1Q22F preview: Can margins save the day?

? We view 1Q22F to be the toughest quarter for value of new business (VONB)
yoy at -18%, versus 2Q22F’s -12.4%, 3Q22F’s +9.2% and 4Q22F’s +11.2%.
? While we see weak HK annualised new premium (ANP) volumes, we see a
strong HK margin performance helping cushion the impact of Covid-19.
? We see China as the worst performing market for VONB growth, due to
falling margins, a high base and Covid-19 outbreaks.
? Reiterate Add; TP cut to HK$94 as we mark-to-market for weak equity
markets, with cuts to our FY22F-24F EPS, EV & VONB.

The toughest quarter

We expect 1Q22F to the toughest quarter for value of new business (VONB) growth yoy,
and forecast VONB to fall 18% yoy. We then forecast VONB to fall 12.4% in 2Q22F,
before rebounding 9.2% yoy in 3Q22F and 11.2% yoy in 4Q22F (Fig 1). This incorporates
VONB weakness in mainland China in both 1Q22F (-32% yoy) and 2Q22F (-32% yoy),
with Shenzhen, Shanghai and Beijing accounting for 7%, 17.6% and 24.5% of AIA’s
2020’s gross written premiums respectively (Fig 2). AIA reports 1Q22 results before
market on 29 Apr 2022.

Margins could be a swing factor, in HK as well as Thailand

We had pointed out in Decoding HK: Margin-driven growth, dated 11 Apr 2022 that
VONB margin strength for AIA’s Hong Kong (HK) business was likely to persist and trend
even higher into 1Q22F, given the sharp rise in US 10-year treasury yields (Fig 5), even if
reduced premium volumes from Covid-19 lockdowns result in increased expense
overruns. Thailand is another market where we see a notable increase in bond yields
positively impacting VONB margins.

Net profit more sensitive to equity markets movements vs. peers

This is mainly due to AIA’s accounting classification of all its equity portfolio as fair-value through-profit-and-loss (FVTPL), which results in equity market volatility directly
impacting net profits. In contrast, peers classify a sizable portion of their equity portfolio
as available-for-sale (AFS), where equity market volatility primarily impacts shareholders’
equity in the balance sheet. Accordingly, given 1H22F equity market weakness, we cut
FY22F EPS by 20%. We point out AIA bases its dividends on operating profits and not
net profits. We also see VONB as a bigger driver of share price than EPS.

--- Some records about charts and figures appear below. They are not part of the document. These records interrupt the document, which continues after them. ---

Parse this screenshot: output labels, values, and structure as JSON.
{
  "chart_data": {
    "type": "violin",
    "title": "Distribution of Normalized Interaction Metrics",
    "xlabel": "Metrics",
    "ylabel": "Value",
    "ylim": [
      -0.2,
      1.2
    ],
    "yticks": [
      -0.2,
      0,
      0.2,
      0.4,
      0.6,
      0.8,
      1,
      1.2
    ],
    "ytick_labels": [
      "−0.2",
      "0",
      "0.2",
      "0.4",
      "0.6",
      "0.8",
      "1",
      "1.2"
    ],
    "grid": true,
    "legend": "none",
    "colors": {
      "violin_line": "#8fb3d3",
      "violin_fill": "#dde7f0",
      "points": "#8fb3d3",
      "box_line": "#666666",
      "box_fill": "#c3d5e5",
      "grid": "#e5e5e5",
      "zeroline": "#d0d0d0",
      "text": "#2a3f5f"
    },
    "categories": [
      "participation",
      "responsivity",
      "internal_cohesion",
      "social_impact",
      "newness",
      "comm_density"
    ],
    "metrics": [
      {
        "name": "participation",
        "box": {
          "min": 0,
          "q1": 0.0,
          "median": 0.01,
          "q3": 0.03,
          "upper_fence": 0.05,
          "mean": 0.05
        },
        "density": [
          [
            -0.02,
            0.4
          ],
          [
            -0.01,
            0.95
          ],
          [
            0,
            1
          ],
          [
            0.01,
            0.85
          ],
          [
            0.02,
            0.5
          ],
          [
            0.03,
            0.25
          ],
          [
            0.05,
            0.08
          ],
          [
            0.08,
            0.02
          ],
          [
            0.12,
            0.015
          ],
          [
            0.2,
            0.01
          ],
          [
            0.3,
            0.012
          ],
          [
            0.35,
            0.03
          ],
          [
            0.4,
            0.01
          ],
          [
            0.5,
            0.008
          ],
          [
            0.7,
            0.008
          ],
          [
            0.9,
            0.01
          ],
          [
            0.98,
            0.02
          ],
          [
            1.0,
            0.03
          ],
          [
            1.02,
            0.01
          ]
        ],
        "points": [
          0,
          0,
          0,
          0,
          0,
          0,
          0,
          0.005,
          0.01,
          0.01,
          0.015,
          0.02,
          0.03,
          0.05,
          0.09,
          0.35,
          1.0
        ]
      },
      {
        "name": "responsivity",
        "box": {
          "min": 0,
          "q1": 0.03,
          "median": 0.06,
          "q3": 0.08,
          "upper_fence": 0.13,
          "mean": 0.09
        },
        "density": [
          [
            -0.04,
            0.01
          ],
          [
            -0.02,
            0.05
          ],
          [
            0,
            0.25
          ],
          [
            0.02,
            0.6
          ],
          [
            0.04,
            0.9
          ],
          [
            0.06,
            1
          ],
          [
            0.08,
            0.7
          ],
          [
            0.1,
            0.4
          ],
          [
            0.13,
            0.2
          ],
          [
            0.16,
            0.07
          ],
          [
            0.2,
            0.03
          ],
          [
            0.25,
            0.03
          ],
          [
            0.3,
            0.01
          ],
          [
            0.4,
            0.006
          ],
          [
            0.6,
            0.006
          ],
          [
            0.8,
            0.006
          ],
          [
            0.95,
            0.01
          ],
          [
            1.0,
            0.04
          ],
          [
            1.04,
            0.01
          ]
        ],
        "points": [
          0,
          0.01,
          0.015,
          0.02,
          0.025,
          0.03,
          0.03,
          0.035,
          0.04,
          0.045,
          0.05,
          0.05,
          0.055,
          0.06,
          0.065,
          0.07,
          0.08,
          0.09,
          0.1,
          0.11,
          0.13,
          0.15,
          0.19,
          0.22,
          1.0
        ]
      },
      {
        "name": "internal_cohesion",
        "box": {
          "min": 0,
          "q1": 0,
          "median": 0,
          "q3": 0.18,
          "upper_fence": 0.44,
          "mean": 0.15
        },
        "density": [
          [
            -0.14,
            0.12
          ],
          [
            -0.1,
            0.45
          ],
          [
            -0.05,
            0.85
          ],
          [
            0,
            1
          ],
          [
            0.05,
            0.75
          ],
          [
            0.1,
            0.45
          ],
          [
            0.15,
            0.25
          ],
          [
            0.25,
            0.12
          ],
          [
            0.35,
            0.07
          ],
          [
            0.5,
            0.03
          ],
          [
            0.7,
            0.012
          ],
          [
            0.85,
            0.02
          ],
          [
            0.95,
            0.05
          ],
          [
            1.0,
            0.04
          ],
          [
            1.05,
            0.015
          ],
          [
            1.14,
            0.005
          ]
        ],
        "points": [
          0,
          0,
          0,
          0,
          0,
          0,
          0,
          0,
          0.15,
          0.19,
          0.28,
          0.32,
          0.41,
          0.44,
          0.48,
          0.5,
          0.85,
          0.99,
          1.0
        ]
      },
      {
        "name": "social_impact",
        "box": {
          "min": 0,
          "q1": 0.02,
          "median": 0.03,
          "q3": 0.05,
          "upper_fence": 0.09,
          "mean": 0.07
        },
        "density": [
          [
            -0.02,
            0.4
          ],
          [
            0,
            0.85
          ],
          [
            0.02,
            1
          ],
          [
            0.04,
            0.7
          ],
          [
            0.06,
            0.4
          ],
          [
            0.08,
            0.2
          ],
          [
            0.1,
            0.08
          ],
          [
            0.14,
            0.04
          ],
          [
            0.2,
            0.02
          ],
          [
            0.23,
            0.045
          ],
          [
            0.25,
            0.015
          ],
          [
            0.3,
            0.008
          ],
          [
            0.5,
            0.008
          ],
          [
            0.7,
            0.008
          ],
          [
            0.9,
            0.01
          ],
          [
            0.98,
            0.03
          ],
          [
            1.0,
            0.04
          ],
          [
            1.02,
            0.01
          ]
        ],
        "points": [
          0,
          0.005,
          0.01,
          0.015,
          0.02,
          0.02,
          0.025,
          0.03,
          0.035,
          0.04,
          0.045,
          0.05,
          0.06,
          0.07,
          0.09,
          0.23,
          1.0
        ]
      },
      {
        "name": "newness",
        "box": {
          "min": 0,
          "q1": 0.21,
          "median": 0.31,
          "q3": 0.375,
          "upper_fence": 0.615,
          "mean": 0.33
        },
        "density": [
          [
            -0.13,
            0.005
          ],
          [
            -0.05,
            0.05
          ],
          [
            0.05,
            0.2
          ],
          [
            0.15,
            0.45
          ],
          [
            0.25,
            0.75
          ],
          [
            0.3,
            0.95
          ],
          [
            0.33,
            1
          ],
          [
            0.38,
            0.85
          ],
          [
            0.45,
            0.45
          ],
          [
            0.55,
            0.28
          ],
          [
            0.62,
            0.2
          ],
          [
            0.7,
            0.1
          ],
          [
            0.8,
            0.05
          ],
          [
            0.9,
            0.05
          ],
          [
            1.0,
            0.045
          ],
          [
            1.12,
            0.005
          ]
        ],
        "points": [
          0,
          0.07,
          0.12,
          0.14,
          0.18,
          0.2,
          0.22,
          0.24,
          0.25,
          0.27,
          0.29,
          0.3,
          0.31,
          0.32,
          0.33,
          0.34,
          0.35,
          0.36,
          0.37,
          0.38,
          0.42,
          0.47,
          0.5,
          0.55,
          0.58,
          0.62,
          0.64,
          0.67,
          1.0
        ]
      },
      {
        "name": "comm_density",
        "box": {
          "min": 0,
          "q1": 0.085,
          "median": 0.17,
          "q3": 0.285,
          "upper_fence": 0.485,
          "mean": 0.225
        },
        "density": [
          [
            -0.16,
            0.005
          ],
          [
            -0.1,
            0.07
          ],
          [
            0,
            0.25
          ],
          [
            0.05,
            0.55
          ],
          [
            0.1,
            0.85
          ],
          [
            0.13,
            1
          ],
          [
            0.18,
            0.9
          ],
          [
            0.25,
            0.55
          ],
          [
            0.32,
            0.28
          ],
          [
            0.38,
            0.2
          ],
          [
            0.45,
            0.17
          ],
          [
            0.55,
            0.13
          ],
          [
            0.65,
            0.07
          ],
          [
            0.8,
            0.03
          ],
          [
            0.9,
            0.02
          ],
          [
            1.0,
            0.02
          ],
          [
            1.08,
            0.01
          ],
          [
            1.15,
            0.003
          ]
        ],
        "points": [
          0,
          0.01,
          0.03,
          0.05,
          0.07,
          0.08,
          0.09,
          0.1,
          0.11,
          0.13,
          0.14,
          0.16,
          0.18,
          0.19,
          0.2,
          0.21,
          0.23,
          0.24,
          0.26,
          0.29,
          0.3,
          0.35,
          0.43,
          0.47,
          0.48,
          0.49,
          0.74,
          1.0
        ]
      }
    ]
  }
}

Reiterate Add with lower TP of HK$94; remains top sector pick

Our lower GGM-based TP is mainly driven by slower FY22F VONB growth (cut 3.9% pts)
due to mainland China’s Covid-19 outbreak. We see AIA as a stock with minimal
regulatory risk and thus attractive to investors looking to obtain some China exposure
without the policy risks. Potential catalysts are higher bond yields, a marked fall in Covid19 cases and a HK-mainland border reopening. Downside risks include currency
volatility, weak equity markets and a prolonged Covid-19 outbreak.